In recent years, the interest to integrate AI into medical imaging has grown exponentially, as reflected by the 400% increase in the number of peer-reviewed publications on this topic during a 9-year interval (2010–2019) [26]. The primary emphasis has been on identifying urgent findings such as intracranial hemorrhage [27], large vessel occlusion [28], and traumatic brain injury [29]. AI has also been used to estimate the volume of anatomical structures for Alzheimer disease [30], ventricular size in hydrocephalus [31], and tumor volume for intracranial masses [22]. However, there are still obstacles to integration of AI algorithms into clinical practice: infrastructure needs, appropriate computing, and handling of protected health information are among the many challenges [26]. Additionally, there needs to be a systematic protocol that ensures reliable performance and routinely updates the algorithm. Lack of standardization across AI algorithm is another major limitation that needs to be addressed [26]. Nonetheless, our results, along with many other studies that have demonstrated the clinical application of AI in neuroimaging, guide us closer to incorporating it into routine clinical decision-making.
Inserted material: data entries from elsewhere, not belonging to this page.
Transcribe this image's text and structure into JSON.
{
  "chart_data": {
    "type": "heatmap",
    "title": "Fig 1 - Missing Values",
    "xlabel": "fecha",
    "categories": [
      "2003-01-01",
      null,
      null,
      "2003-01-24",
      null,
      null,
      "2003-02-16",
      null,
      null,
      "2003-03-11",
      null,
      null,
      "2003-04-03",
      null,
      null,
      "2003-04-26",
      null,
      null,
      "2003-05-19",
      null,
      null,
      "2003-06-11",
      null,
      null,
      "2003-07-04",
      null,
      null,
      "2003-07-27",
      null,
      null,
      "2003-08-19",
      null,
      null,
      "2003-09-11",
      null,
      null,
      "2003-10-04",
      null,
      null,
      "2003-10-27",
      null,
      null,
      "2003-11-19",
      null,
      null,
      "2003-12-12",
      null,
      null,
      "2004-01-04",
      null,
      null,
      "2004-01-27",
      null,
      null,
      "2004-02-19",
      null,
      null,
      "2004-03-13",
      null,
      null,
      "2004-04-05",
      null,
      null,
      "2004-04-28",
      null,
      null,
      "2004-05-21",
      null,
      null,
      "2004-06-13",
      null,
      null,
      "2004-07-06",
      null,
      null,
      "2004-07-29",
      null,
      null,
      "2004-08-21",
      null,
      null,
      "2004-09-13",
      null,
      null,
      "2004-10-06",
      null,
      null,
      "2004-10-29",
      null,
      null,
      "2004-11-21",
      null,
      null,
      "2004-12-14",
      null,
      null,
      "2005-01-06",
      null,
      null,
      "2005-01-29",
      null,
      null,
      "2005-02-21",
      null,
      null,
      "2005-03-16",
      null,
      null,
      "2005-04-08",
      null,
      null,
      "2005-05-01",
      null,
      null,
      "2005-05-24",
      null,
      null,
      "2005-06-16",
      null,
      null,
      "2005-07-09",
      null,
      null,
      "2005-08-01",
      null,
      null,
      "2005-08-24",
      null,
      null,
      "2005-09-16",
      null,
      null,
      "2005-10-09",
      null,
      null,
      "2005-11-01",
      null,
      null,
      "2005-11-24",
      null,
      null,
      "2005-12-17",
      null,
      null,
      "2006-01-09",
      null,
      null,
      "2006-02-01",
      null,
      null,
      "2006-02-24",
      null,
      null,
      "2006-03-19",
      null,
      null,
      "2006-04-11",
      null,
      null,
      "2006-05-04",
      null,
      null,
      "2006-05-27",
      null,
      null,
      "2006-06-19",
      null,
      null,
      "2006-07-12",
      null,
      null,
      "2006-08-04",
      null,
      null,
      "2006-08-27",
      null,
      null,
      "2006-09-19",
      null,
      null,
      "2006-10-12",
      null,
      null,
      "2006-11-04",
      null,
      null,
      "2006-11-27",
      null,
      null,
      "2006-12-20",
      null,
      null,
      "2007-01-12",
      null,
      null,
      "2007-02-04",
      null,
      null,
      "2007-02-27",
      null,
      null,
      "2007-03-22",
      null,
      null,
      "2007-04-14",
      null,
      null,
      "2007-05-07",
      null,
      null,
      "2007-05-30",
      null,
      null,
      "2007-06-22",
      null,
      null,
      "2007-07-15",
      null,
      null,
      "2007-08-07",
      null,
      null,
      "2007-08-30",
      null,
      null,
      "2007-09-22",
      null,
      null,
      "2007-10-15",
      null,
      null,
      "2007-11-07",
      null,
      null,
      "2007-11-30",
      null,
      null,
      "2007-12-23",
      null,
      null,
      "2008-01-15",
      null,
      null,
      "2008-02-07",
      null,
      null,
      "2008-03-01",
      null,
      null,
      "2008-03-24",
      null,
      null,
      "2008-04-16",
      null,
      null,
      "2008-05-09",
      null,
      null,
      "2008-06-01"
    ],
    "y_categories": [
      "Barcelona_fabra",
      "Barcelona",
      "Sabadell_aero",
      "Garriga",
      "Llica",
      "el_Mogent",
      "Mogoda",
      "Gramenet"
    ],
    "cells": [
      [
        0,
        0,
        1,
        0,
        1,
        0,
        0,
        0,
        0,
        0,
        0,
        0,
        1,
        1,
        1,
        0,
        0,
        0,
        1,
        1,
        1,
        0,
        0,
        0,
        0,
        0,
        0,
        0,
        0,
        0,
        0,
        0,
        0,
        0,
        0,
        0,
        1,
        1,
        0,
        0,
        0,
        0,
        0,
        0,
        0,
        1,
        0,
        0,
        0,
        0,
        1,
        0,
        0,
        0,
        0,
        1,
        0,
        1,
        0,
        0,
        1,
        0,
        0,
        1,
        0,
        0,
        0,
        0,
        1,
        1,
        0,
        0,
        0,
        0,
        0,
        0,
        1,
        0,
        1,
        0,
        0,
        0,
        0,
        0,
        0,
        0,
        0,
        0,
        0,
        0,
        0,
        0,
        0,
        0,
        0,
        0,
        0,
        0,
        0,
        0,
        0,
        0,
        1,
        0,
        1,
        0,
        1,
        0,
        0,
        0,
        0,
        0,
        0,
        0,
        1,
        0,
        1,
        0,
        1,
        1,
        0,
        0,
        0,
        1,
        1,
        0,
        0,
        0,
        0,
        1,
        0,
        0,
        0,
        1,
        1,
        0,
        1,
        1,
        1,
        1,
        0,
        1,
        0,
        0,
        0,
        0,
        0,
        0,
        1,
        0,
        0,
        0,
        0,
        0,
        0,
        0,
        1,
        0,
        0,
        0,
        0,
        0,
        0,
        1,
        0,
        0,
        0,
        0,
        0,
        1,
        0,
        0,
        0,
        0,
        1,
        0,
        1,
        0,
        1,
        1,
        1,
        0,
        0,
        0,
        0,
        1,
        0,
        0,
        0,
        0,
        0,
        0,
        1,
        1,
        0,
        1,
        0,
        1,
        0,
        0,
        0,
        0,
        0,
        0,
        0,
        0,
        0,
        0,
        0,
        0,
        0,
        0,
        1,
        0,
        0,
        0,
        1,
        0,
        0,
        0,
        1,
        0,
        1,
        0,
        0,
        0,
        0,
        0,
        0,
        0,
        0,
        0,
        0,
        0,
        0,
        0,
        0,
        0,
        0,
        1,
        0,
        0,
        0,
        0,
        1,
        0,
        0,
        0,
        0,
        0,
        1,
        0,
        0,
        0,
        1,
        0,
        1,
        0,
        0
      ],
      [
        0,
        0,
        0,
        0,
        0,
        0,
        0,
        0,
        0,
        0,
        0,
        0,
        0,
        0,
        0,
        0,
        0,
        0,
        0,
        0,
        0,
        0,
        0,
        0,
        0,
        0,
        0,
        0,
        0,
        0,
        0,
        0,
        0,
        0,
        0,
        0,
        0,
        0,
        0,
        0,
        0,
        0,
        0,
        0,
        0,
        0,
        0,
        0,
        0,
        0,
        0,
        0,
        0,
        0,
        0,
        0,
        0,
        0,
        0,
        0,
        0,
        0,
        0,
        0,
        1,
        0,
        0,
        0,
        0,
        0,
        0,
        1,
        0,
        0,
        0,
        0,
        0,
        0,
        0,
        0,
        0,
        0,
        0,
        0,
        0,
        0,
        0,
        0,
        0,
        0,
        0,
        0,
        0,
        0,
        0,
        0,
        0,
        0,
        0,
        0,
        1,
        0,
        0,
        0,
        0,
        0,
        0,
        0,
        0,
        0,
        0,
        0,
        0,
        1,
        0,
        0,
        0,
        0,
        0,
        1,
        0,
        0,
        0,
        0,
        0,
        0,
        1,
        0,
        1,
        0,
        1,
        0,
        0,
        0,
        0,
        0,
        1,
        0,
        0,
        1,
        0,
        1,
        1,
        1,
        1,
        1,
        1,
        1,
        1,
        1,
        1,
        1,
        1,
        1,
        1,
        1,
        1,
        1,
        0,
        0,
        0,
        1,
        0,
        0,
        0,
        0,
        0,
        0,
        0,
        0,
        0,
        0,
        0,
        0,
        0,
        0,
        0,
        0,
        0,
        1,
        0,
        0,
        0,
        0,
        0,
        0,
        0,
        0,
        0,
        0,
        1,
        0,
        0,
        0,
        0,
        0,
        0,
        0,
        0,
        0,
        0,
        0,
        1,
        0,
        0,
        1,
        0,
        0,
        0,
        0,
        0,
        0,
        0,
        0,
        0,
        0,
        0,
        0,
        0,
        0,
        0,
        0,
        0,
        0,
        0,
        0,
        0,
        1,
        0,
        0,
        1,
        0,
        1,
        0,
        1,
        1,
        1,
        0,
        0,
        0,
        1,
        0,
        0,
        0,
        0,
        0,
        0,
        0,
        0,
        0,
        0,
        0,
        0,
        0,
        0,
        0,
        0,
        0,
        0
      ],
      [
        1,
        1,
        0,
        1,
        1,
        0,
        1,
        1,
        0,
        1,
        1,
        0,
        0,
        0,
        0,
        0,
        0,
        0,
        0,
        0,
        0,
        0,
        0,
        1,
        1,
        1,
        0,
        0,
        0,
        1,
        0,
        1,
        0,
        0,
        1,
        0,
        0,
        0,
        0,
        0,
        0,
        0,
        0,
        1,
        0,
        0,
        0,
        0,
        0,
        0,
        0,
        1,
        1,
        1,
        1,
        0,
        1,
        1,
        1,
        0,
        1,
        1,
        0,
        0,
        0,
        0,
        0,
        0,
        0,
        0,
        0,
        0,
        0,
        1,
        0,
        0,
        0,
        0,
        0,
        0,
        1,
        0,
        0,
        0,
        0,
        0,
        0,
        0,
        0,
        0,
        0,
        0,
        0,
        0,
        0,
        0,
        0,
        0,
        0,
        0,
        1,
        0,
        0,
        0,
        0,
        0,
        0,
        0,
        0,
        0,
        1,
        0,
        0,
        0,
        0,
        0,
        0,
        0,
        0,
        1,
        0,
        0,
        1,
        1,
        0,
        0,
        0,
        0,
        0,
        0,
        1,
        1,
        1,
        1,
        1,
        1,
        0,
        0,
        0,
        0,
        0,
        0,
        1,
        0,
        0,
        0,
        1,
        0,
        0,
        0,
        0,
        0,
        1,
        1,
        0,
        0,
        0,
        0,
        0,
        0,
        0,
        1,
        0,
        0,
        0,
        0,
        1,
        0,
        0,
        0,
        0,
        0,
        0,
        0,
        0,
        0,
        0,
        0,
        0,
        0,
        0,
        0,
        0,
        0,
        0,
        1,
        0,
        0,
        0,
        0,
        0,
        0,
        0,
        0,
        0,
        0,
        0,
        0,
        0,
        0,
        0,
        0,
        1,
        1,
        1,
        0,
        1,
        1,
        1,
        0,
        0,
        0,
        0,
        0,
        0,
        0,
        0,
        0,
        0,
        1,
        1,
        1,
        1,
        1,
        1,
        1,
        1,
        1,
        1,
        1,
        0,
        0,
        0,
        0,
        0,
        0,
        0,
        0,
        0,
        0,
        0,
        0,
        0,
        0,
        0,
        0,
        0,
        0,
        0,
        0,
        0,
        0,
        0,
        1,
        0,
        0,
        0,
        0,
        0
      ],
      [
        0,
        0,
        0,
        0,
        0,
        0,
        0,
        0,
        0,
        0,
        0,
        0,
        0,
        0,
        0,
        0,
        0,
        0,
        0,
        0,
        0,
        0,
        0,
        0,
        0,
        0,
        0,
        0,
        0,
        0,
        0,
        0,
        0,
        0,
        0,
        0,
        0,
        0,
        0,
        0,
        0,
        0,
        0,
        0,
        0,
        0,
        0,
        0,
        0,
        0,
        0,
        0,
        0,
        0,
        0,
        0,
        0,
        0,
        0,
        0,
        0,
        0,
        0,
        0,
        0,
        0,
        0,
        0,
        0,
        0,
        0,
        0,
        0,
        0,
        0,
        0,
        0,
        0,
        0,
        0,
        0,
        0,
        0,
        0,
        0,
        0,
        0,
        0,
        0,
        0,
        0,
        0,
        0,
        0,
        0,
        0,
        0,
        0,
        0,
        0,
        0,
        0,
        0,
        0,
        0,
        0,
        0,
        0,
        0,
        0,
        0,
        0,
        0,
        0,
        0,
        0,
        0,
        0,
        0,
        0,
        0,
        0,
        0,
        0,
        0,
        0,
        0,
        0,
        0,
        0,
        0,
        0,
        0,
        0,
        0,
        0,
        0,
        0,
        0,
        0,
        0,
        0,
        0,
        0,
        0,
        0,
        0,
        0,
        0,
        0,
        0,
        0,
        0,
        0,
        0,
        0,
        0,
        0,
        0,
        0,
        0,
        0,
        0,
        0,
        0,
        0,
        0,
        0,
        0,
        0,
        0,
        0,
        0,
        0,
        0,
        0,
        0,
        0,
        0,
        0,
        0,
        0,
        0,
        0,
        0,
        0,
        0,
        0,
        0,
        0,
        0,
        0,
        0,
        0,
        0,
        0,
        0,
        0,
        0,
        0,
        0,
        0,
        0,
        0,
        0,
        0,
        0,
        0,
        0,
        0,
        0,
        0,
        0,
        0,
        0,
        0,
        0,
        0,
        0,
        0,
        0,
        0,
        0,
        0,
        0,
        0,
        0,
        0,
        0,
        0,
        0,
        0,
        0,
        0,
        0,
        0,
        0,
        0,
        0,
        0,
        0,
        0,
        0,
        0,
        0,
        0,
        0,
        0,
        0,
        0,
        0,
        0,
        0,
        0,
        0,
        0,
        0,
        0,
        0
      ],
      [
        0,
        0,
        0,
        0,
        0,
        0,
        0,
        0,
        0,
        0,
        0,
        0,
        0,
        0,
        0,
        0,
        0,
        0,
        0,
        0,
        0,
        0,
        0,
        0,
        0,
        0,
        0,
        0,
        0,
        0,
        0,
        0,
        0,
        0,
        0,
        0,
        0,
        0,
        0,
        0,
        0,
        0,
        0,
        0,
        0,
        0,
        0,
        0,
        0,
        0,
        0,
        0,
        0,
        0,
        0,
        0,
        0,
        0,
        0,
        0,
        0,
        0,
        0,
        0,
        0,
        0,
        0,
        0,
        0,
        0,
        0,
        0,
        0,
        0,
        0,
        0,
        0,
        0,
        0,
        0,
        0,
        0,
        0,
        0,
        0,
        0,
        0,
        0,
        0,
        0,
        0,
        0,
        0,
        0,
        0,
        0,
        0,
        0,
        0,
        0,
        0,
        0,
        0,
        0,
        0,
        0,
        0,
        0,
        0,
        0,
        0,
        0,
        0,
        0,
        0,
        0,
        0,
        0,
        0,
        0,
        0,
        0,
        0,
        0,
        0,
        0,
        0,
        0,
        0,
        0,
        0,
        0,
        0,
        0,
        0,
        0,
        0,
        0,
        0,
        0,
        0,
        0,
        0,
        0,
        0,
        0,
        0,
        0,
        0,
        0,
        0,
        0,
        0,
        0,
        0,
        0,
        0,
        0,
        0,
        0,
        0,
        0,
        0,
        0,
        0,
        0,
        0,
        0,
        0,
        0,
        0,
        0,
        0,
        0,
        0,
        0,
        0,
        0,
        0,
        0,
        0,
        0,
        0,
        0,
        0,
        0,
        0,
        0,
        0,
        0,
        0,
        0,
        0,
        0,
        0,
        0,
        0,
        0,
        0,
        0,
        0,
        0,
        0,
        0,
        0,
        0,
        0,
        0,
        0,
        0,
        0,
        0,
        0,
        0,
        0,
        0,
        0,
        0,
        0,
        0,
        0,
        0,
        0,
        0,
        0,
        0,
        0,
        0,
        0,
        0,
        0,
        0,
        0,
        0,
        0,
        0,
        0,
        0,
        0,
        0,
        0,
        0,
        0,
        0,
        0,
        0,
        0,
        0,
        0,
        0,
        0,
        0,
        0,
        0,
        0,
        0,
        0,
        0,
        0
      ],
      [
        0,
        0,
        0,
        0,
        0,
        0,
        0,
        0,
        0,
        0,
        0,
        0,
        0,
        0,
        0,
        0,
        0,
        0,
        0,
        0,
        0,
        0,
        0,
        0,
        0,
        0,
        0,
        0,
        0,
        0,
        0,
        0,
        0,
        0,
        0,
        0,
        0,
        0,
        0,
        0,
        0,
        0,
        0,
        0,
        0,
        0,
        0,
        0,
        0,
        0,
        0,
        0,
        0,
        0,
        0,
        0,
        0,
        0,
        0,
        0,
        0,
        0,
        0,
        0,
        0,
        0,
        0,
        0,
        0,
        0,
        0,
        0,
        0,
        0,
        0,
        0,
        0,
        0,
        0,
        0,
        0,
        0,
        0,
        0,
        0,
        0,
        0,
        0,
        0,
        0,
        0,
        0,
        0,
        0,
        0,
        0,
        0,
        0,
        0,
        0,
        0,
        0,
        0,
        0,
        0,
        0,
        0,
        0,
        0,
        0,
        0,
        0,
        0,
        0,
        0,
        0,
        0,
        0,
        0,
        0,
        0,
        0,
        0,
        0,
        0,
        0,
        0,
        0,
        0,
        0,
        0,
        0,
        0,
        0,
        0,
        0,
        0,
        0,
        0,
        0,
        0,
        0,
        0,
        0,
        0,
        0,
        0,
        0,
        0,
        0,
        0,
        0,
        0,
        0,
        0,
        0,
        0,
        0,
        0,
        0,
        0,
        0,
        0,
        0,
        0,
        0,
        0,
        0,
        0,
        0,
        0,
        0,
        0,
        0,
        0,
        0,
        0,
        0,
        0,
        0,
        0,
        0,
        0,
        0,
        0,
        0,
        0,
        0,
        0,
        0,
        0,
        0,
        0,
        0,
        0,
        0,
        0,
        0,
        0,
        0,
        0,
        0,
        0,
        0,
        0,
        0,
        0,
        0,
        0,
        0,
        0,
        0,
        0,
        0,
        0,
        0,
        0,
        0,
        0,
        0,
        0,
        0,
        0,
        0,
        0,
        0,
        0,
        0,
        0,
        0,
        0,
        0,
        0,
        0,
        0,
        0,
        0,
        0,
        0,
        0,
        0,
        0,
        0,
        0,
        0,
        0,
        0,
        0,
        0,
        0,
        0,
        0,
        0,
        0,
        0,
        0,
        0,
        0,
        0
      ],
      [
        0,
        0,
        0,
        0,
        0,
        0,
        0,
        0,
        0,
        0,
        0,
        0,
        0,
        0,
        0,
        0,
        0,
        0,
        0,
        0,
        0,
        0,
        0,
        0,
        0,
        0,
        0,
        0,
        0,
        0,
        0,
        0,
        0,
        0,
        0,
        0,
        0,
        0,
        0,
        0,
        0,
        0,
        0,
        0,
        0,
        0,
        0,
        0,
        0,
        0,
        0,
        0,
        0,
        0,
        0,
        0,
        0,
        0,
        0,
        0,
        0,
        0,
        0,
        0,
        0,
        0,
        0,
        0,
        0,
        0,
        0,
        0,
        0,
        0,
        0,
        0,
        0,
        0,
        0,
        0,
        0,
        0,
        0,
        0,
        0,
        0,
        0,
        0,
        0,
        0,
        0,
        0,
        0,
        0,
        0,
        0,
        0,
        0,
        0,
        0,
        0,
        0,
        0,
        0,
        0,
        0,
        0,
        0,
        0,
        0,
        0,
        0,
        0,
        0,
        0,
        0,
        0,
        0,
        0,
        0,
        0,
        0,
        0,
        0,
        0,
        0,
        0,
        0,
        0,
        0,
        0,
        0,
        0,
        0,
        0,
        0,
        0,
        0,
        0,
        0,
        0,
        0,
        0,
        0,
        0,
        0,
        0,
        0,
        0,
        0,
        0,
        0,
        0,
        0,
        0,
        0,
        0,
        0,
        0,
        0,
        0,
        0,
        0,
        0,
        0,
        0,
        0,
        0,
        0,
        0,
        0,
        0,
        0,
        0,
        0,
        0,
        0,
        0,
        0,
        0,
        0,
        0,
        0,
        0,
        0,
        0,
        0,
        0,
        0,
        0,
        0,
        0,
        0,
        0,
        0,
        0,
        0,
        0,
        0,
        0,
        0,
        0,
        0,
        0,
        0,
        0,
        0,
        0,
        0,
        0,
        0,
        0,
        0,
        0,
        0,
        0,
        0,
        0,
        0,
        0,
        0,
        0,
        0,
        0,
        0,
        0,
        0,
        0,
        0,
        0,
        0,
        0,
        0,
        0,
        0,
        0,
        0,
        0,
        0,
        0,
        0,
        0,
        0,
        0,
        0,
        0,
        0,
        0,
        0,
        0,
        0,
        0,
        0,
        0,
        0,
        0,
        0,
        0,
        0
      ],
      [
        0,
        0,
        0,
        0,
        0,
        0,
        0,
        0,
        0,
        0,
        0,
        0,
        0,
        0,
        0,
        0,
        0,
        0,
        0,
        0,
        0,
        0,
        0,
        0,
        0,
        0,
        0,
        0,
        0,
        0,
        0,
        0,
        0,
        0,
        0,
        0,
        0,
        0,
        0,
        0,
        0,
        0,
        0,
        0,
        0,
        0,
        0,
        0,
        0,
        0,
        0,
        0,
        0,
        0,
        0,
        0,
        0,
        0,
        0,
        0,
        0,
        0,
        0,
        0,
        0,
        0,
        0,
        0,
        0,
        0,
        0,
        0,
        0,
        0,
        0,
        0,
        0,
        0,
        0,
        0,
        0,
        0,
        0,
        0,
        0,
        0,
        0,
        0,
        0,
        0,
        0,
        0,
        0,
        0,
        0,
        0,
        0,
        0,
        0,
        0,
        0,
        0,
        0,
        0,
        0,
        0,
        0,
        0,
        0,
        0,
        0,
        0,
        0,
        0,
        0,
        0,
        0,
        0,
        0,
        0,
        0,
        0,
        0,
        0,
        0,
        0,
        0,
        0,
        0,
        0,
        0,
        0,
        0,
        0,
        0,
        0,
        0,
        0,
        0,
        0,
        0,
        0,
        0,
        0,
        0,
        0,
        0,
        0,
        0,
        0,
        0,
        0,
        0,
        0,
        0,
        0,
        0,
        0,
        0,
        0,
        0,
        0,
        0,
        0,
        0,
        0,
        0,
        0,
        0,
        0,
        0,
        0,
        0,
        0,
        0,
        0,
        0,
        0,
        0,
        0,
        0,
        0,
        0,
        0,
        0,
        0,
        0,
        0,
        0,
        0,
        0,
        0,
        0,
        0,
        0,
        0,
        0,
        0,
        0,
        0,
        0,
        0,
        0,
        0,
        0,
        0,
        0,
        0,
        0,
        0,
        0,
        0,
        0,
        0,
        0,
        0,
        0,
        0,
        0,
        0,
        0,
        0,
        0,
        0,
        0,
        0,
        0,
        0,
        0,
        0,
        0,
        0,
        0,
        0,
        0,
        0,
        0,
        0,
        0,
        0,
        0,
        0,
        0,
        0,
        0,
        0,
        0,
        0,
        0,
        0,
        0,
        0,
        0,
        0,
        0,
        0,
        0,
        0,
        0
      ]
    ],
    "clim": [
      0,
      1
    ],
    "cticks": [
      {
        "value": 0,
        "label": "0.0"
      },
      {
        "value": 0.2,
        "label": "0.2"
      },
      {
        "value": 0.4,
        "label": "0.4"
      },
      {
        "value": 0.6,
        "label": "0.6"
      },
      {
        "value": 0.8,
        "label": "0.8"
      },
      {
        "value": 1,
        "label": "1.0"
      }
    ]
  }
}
Upon further validation of our preliminary results, this software has the potential to be utilized in evaluating ventricular volume changes in other etiologies of hydrocephalus such as congenital anomalies and brain tumors and also utilized in adult patients.

Limitations

This was a retrospective review which has limitations of its nature. As a single-center evaluation, there were only 22 patients included in the analysis, significantly limiting the statistical power. There is also the potential bias in performance of the algorithm due to the small number of analysts that performed the segmentations tasks, meaning we may have inadvertently committed errors in the segmentation process. Lastly, we only evaluated the efficacy of our algorithm in pediatric patients, even though adults are also affected by hydrocephalus secondary to shunt failure. Therefore, this limits the external validity of our results.

Conclusion

Determining shunt failure can be challenging in patients who do not have overt radiographic changes. We have demonstrated that ventricular volumes of CT scans in pediatric patients can be accurately and rapidly measured with automated software. The application of this technology is valuable for patients who present clinically without any recognizable changes on radiographic evaluation, as the novel software is able to detect subtle ventricular volume changes that may go unnoticed by neuroradiologists and neurosurgeons. This algorithm can also offer insightful information that may prevent delays in treatment and should further be assessed in larger cohorts to validate our findings. However, it is critical to keep in mind that the diagnosis of shunt malfunction requires a comprehensive clinical evaluation, composed of a detailed history, complemented with physical examination and imaging studies. Thus, although imaging advancements enhance our diagnostic capabilities, they should not be the sole criteria for making a diagnosis and should always be interpreted when taking the entire clinical picture into account.